In what was arguably his most notable achievement, Turner started up two teams each in Calgary and Edmonton, two of which eventually became the foundation of the Western Canada Hockey League. He personally managed the Calgary Tigers, who played so well in the WCHL that they challenged the Montreal Canadiens for the Stanley Cup in 1924, albeit in a losing effort. Afterwards, he managed the Minneapolis Millers of the American Hockey Association and led them to a championship in 1926. Soon after, he flew back to the west to manage the Seattle Eskimos of the Pacific Coast Hockey League.
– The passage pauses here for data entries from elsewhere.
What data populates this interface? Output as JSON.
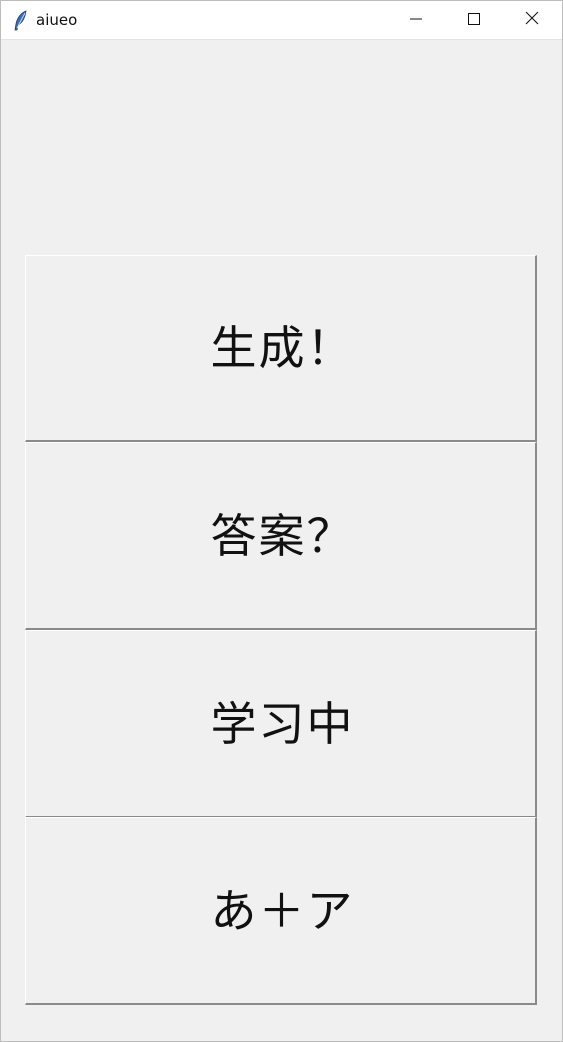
{
  "window": {
    "title": "aiueo",
    "icon": "feather-icon",
    "controls": {
      "minimize_icon": "minimize-icon",
      "maximize_icon": "maximize-icon",
      "close_icon": "close-icon"
    }
  },
  "buttons": [
    {
      "label": "生成！"
    },
    {
      "label": "答案？"
    },
    {
      "label": "学习中"
    },
    {
      "label": "あ＋ア"
    }
  ],
  "colors": {
    "background": "#f0f0f0",
    "titlebar": "#ffffff",
    "button_shadow": "#8a8a8a",
    "text": "#111111"
  }
}
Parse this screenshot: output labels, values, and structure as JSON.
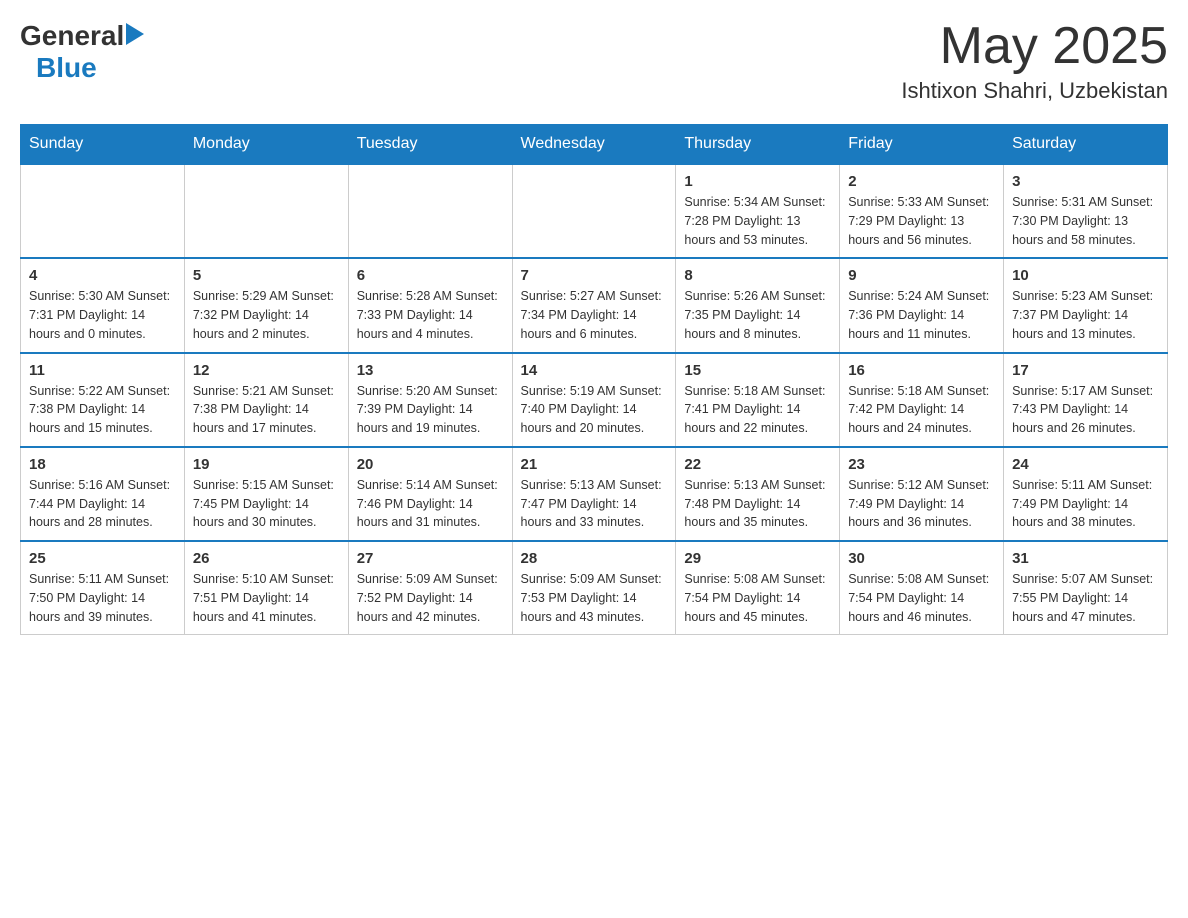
{
  "logo": {
    "general": "General",
    "blue": "Blue",
    "triangle": "▶"
  },
  "title": {
    "month": "May 2025",
    "location": "Ishtixon Shahri, Uzbekistan"
  },
  "weekdays": [
    "Sunday",
    "Monday",
    "Tuesday",
    "Wednesday",
    "Thursday",
    "Friday",
    "Saturday"
  ],
  "weeks": [
    [
      {
        "day": "",
        "info": ""
      },
      {
        "day": "",
        "info": ""
      },
      {
        "day": "",
        "info": ""
      },
      {
        "day": "",
        "info": ""
      },
      {
        "day": "1",
        "info": "Sunrise: 5:34 AM\nSunset: 7:28 PM\nDaylight: 13 hours\nand 53 minutes."
      },
      {
        "day": "2",
        "info": "Sunrise: 5:33 AM\nSunset: 7:29 PM\nDaylight: 13 hours\nand 56 minutes."
      },
      {
        "day": "3",
        "info": "Sunrise: 5:31 AM\nSunset: 7:30 PM\nDaylight: 13 hours\nand 58 minutes."
      }
    ],
    [
      {
        "day": "4",
        "info": "Sunrise: 5:30 AM\nSunset: 7:31 PM\nDaylight: 14 hours\nand 0 minutes."
      },
      {
        "day": "5",
        "info": "Sunrise: 5:29 AM\nSunset: 7:32 PM\nDaylight: 14 hours\nand 2 minutes."
      },
      {
        "day": "6",
        "info": "Sunrise: 5:28 AM\nSunset: 7:33 PM\nDaylight: 14 hours\nand 4 minutes."
      },
      {
        "day": "7",
        "info": "Sunrise: 5:27 AM\nSunset: 7:34 PM\nDaylight: 14 hours\nand 6 minutes."
      },
      {
        "day": "8",
        "info": "Sunrise: 5:26 AM\nSunset: 7:35 PM\nDaylight: 14 hours\nand 8 minutes."
      },
      {
        "day": "9",
        "info": "Sunrise: 5:24 AM\nSunset: 7:36 PM\nDaylight: 14 hours\nand 11 minutes."
      },
      {
        "day": "10",
        "info": "Sunrise: 5:23 AM\nSunset: 7:37 PM\nDaylight: 14 hours\nand 13 minutes."
      }
    ],
    [
      {
        "day": "11",
        "info": "Sunrise: 5:22 AM\nSunset: 7:38 PM\nDaylight: 14 hours\nand 15 minutes."
      },
      {
        "day": "12",
        "info": "Sunrise: 5:21 AM\nSunset: 7:38 PM\nDaylight: 14 hours\nand 17 minutes."
      },
      {
        "day": "13",
        "info": "Sunrise: 5:20 AM\nSunset: 7:39 PM\nDaylight: 14 hours\nand 19 minutes."
      },
      {
        "day": "14",
        "info": "Sunrise: 5:19 AM\nSunset: 7:40 PM\nDaylight: 14 hours\nand 20 minutes."
      },
      {
        "day": "15",
        "info": "Sunrise: 5:18 AM\nSunset: 7:41 PM\nDaylight: 14 hours\nand 22 minutes."
      },
      {
        "day": "16",
        "info": "Sunrise: 5:18 AM\nSunset: 7:42 PM\nDaylight: 14 hours\nand 24 minutes."
      },
      {
        "day": "17",
        "info": "Sunrise: 5:17 AM\nSunset: 7:43 PM\nDaylight: 14 hours\nand 26 minutes."
      }
    ],
    [
      {
        "day": "18",
        "info": "Sunrise: 5:16 AM\nSunset: 7:44 PM\nDaylight: 14 hours\nand 28 minutes."
      },
      {
        "day": "19",
        "info": "Sunrise: 5:15 AM\nSunset: 7:45 PM\nDaylight: 14 hours\nand 30 minutes."
      },
      {
        "day": "20",
        "info": "Sunrise: 5:14 AM\nSunset: 7:46 PM\nDaylight: 14 hours\nand 31 minutes."
      },
      {
        "day": "21",
        "info": "Sunrise: 5:13 AM\nSunset: 7:47 PM\nDaylight: 14 hours\nand 33 minutes."
      },
      {
        "day": "22",
        "info": "Sunrise: 5:13 AM\nSunset: 7:48 PM\nDaylight: 14 hours\nand 35 minutes."
      },
      {
        "day": "23",
        "info": "Sunrise: 5:12 AM\nSunset: 7:49 PM\nDaylight: 14 hours\nand 36 minutes."
      },
      {
        "day": "24",
        "info": "Sunrise: 5:11 AM\nSunset: 7:49 PM\nDaylight: 14 hours\nand 38 minutes."
      }
    ],
    [
      {
        "day": "25",
        "info": "Sunrise: 5:11 AM\nSunset: 7:50 PM\nDaylight: 14 hours\nand 39 minutes."
      },
      {
        "day": "26",
        "info": "Sunrise: 5:10 AM\nSunset: 7:51 PM\nDaylight: 14 hours\nand 41 minutes."
      },
      {
        "day": "27",
        "info": "Sunrise: 5:09 AM\nSunset: 7:52 PM\nDaylight: 14 hours\nand 42 minutes."
      },
      {
        "day": "28",
        "info": "Sunrise: 5:09 AM\nSunset: 7:53 PM\nDaylight: 14 hours\nand 43 minutes."
      },
      {
        "day": "29",
        "info": "Sunrise: 5:08 AM\nSunset: 7:54 PM\nDaylight: 14 hours\nand 45 minutes."
      },
      {
        "day": "30",
        "info": "Sunrise: 5:08 AM\nSunset: 7:54 PM\nDaylight: 14 hours\nand 46 minutes."
      },
      {
        "day": "31",
        "info": "Sunrise: 5:07 AM\nSunset: 7:55 PM\nDaylight: 14 hours\nand 47 minutes."
      }
    ]
  ]
}
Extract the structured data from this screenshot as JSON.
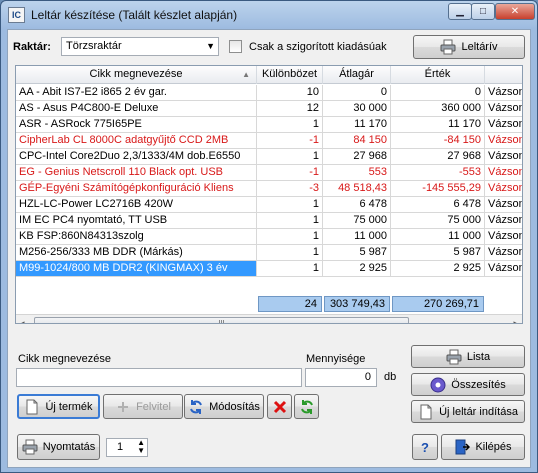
{
  "window": {
    "title": "Leltár készítése  (Talált készlet alapján)",
    "app_icon": "IC",
    "minimize_glyph": "▁",
    "maximize_glyph": "□",
    "close_glyph": "✕"
  },
  "toolbar": {
    "raktar_label": "Raktár:",
    "raktar_value": "Törzsraktár",
    "checkbox_label": "Csak a szigorított kiadásúak",
    "leltariv_button": "Leltárív"
  },
  "table": {
    "columns": [
      "Cikk megnevezése",
      "Különbözet",
      "Átlagár",
      "Érték",
      ""
    ],
    "rows": [
      {
        "name": "AA - Abit IS7-E2 i865 2 év gar.",
        "kulonbozet": "10",
        "atlagar": "0",
        "ertek": "0",
        "extra": "Vázsonyin",
        "red": false
      },
      {
        "name": "AS - Asus P4C800-E Deluxe",
        "kulonbozet": "12",
        "atlagar": "30 000",
        "ertek": "360 000",
        "extra": "Vázsonyin",
        "red": false
      },
      {
        "name": "ASR - ASRock 775I65PE",
        "kulonbozet": "1",
        "atlagar": "11 170",
        "ertek": "11 170",
        "extra": "Vázsonyin",
        "red": false
      },
      {
        "name": "CipherLab CL 8000C adatgyűjtő CCD 2MB",
        "kulonbozet": "-1",
        "atlagar": "84 150",
        "ertek": "-84 150",
        "extra": "Vázsonyin",
        "red": true
      },
      {
        "name": "CPC-Intel Core2Duo 2,3/1333/4M dob.E6550",
        "kulonbozet": "1",
        "atlagar": "27 968",
        "ertek": "27 968",
        "extra": "Vázsonyin",
        "red": false
      },
      {
        "name": "EG - Genius Netscroll 110 Black opt. USB",
        "kulonbozet": "-1",
        "atlagar": "553",
        "ertek": "-553",
        "extra": "Vázsonyin",
        "red": true
      },
      {
        "name": "GÉP-Egyéni Számítógépkonfiguráció Kliens",
        "kulonbozet": "-3",
        "atlagar": "48 518,43",
        "ertek": "-145 555,29",
        "extra": "Vázsonyin",
        "red": true
      },
      {
        "name": "HZL-LC-Power LC2716B 420W",
        "kulonbozet": "1",
        "atlagar": "6 478",
        "ertek": "6 478",
        "extra": "Vázsonyin",
        "red": false
      },
      {
        "name": "IM EC PC4 nyomtató, TT USB",
        "kulonbozet": "1",
        "atlagar": "75 000",
        "ertek": "75 000",
        "extra": "Vázsonyin",
        "red": false
      },
      {
        "name": "KB FSP:860N84313szolg",
        "kulonbozet": "1",
        "atlagar": "11 000",
        "ertek": "11 000",
        "extra": "Vázsonyin",
        "red": false
      },
      {
        "name": "M256-256/333 MB DDR (Márkás)",
        "kulonbozet": "1",
        "atlagar": "5 987",
        "ertek": "5 987",
        "extra": "Vázsonyin",
        "red": false
      },
      {
        "name": "M99-1024/800 MB DDR2 (KINGMAX) 3 év",
        "kulonbozet": "1",
        "atlagar": "2 925",
        "ertek": "2 925",
        "extra": "Vázsonyin",
        "red": false,
        "selected": true
      }
    ],
    "totals": {
      "kulonbozet": "24",
      "atlagar": "303 749,43",
      "ertek": "270 269,71"
    },
    "scroll_left": "◂",
    "scroll_right": "▸",
    "scroll_thumb": "|||"
  },
  "form": {
    "cikk_label": "Cikk megnevezése",
    "cikk_value": "",
    "mennyiseg_label": "Mennyisége",
    "mennyiseg_value": "0",
    "unit": "db"
  },
  "buttons": {
    "uj_termek": "Új termék",
    "felvitel": "Felvitel",
    "modositas": "Módosítás",
    "lista": "Lista",
    "osszesites": "Összesítés",
    "uj_leltar": "Új leltár indítása",
    "nyomtatas": "Nyomtatás",
    "copies": "1",
    "kilepes": "Kilépés",
    "help": "?"
  }
}
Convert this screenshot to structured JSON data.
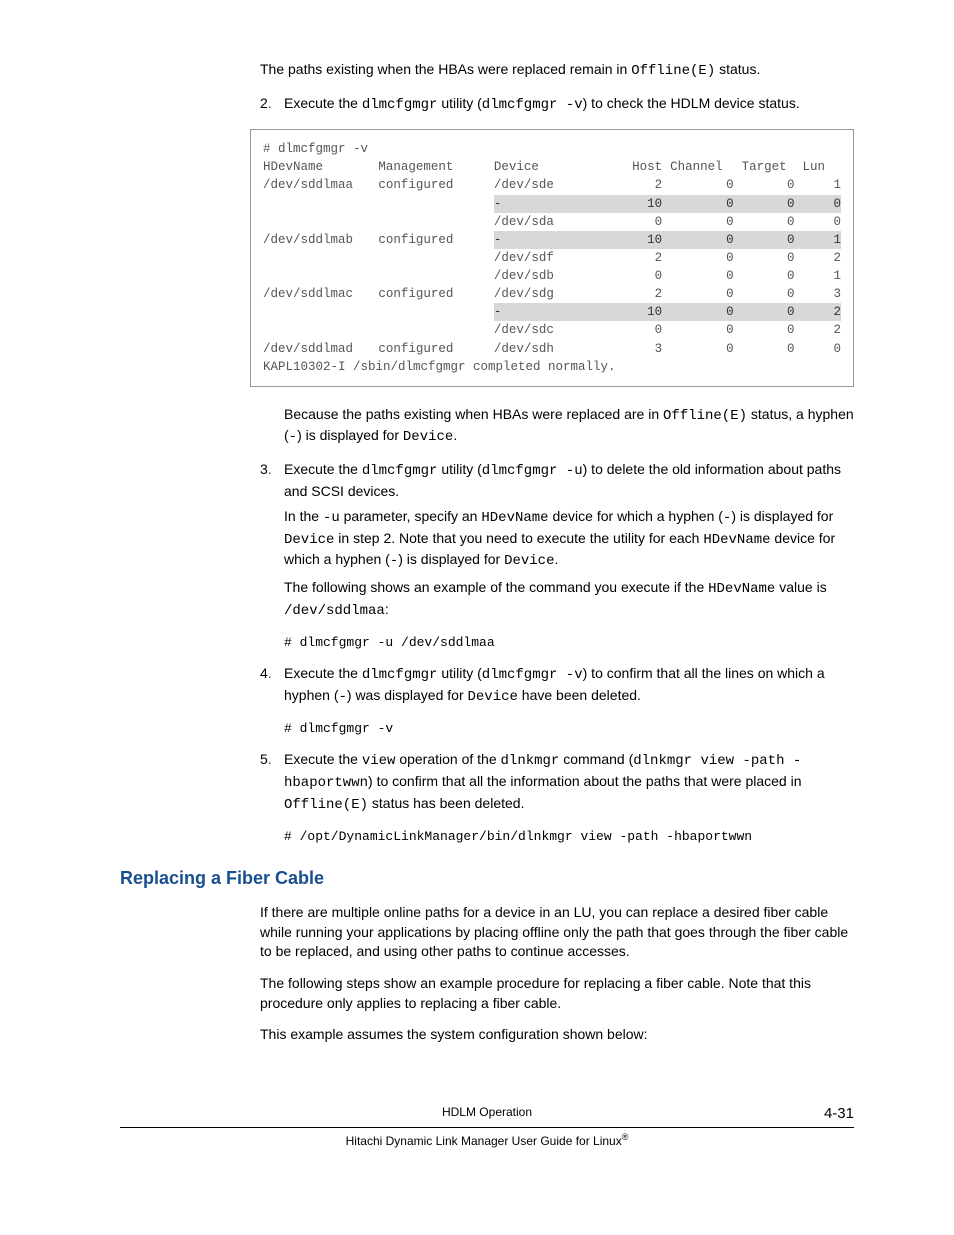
{
  "intro": {
    "p1a": "The paths existing when the HBAs were replaced remain in ",
    "p1b": "Offline(E)",
    "p1c": " status."
  },
  "step2": {
    "num": "2",
    "a": "Execute the ",
    "b": "dlmcfgmgr",
    "c": " utility (",
    "d": "dlmcfgmgr -v",
    "e": ") to check the HDLM device status."
  },
  "table": {
    "cmd": "# dlmcfgmgr -v",
    "h1": "HDevName",
    "h2": "Management",
    "h3": "Device",
    "h4": "Host",
    "h5": "Channel",
    "h6": "Target",
    "h7": "Lun",
    "r": [
      {
        "c1": "/dev/sddlmaa",
        "c2": "configured",
        "c3": "/dev/sde",
        "c4": "2",
        "c5": "0",
        "c6": "0",
        "c7": "1",
        "hl": false
      },
      {
        "c1": "",
        "c2": "",
        "c3": "-",
        "c4": "10",
        "c5": "0",
        "c6": "0",
        "c7": "0",
        "hl": true
      },
      {
        "c1": "",
        "c2": "",
        "c3": "/dev/sda",
        "c4": "0",
        "c5": "0",
        "c6": "0",
        "c7": "0",
        "hl": false
      },
      {
        "c1": "/dev/sddlmab",
        "c2": "configured",
        "c3": "-",
        "c4": "10",
        "c5": "0",
        "c6": "0",
        "c7": "1",
        "hl": true
      },
      {
        "c1": "",
        "c2": "",
        "c3": "/dev/sdf",
        "c4": "2",
        "c5": "0",
        "c6": "0",
        "c7": "2",
        "hl": false
      },
      {
        "c1": "",
        "c2": "",
        "c3": "/dev/sdb",
        "c4": "0",
        "c5": "0",
        "c6": "0",
        "c7": "1",
        "hl": false
      },
      {
        "c1": "/dev/sddlmac",
        "c2": "configured",
        "c3": "/dev/sdg",
        "c4": "2",
        "c5": "0",
        "c6": "0",
        "c7": "3",
        "hl": false
      },
      {
        "c1": "",
        "c2": "",
        "c3": "-",
        "c4": "10",
        "c5": "0",
        "c6": "0",
        "c7": "2",
        "hl": true
      },
      {
        "c1": "",
        "c2": "",
        "c3": "/dev/sdc",
        "c4": "0",
        "c5": "0",
        "c6": "0",
        "c7": "2",
        "hl": false
      },
      {
        "c1": "/dev/sddlmad",
        "c2": "configured",
        "c3": "/dev/sdh",
        "c4": "3",
        "c5": "0",
        "c6": "0",
        "c7": "0",
        "hl": false
      }
    ],
    "footer": "KAPL10302-I /sbin/dlmcfgmgr completed normally."
  },
  "after_table": {
    "a": "Because the paths existing when HBAs were replaced are in ",
    "b": "Offline(E)",
    "c": " status, a hyphen (",
    "d": "-",
    "e": ") is displayed for ",
    "f": "Device",
    "g": "."
  },
  "step3": {
    "num": "3",
    "l1a": "Execute the ",
    "l1b": "dlmcfgmgr",
    "l1c": " utility (",
    "l1d": "dlmcfgmgr -u",
    "l1e": ") to delete the old information about paths and SCSI devices.",
    "l2a": "In the ",
    "l2b": "-u",
    "l2c": " parameter, specify an ",
    "l2d": "HDevName",
    "l2e": " device for which a hyphen (",
    "l2f": "-",
    "l2g": ") is displayed for ",
    "l2h": "Device",
    "l2i": " in step 2. Note that you need to execute the utility for each ",
    "l2j": "HDevName",
    "l2k": " device for which a hyphen (",
    "l2l": "-",
    "l2m": ") is displayed for ",
    "l2n": "Device",
    "l2o": ".",
    "l3a": "The following shows an example of the command you execute if the ",
    "l3b": "HDevName",
    "l3c": " value is ",
    "l3d": "/dev/sddlmaa",
    "l3e": ":",
    "code": "# dlmcfgmgr -u /dev/sddlmaa"
  },
  "step4": {
    "num": "4",
    "a": "Execute the ",
    "b": "dlmcfgmgr",
    "c": " utility (",
    "d": "dlmcfgmgr -v",
    "e": ") to confirm that all the lines on which a hyphen (",
    "f": "-",
    "g": ") was displayed for ",
    "h": "Device",
    "i": " have been deleted.",
    "code": "# dlmcfgmgr -v"
  },
  "step5": {
    "num": "5",
    "a": "Execute the ",
    "b": "view",
    "c": " operation of the ",
    "d": "dlnkmgr",
    "e": " command (",
    "f": "dlnkmgr view -path -hbaportwwn",
    "g": ") to confirm that all the information about the paths that were placed in ",
    "h": "Offline(E)",
    "i": " status has been deleted.",
    "code": "# /opt/DynamicLinkManager/bin/dlnkmgr view -path -hbaportwwn"
  },
  "heading": "Replacing a Fiber Cable",
  "sec": {
    "p1": "If there are multiple online paths for a device in an LU, you can replace a desired fiber cable while running your applications by placing offline only the path that goes through the fiber cable to be replaced, and using other paths to continue accesses.",
    "p2": "The following steps show an example procedure for replacing a fiber cable. Note that this procedure only applies to replacing a fiber cable.",
    "p3": "This example assumes the system configuration shown below:"
  },
  "footer": {
    "top": "HDLM Operation",
    "page": "4-31",
    "bottom": "Hitachi Dynamic Link Manager User Guide for Linux"
  }
}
In the 1930s, Turner changed his focus to senior amateur hockey. He wanted to raise the profile of the Allan Cup, so he promised to pay W. G. Hardy, then-president of the Canadian Amateur Hockey Association (CAHA), $1,500 for every tournament finals game played in Calgary. By 2006 standards, this is about $20,000 per game. Turner paid to have fans shuttled in via train from as far as 150 miles away. Thanks to media coverage, the popularity of the tournament skyrocketed, and the CAHA raised a significant amount of funds.

Turner created and managed several more leagues, teams, and tournaments throughout his life. He concentrated efforts on creating military and civilian tournaments, and he organized the Southern Alberta Indian Tournament, a competition for the First Nations tribes of Alberta. For this, he received the honorary title of Chief Sitting Bull.

In 1958, Turner was inducted into the Hockey Hall of Fame as a builder, and in 1980, he was inducted into the Alberta Sports Hall of Fame for contributions to hockey. He was one of the first 25 members of the Hockey Hall of Fame.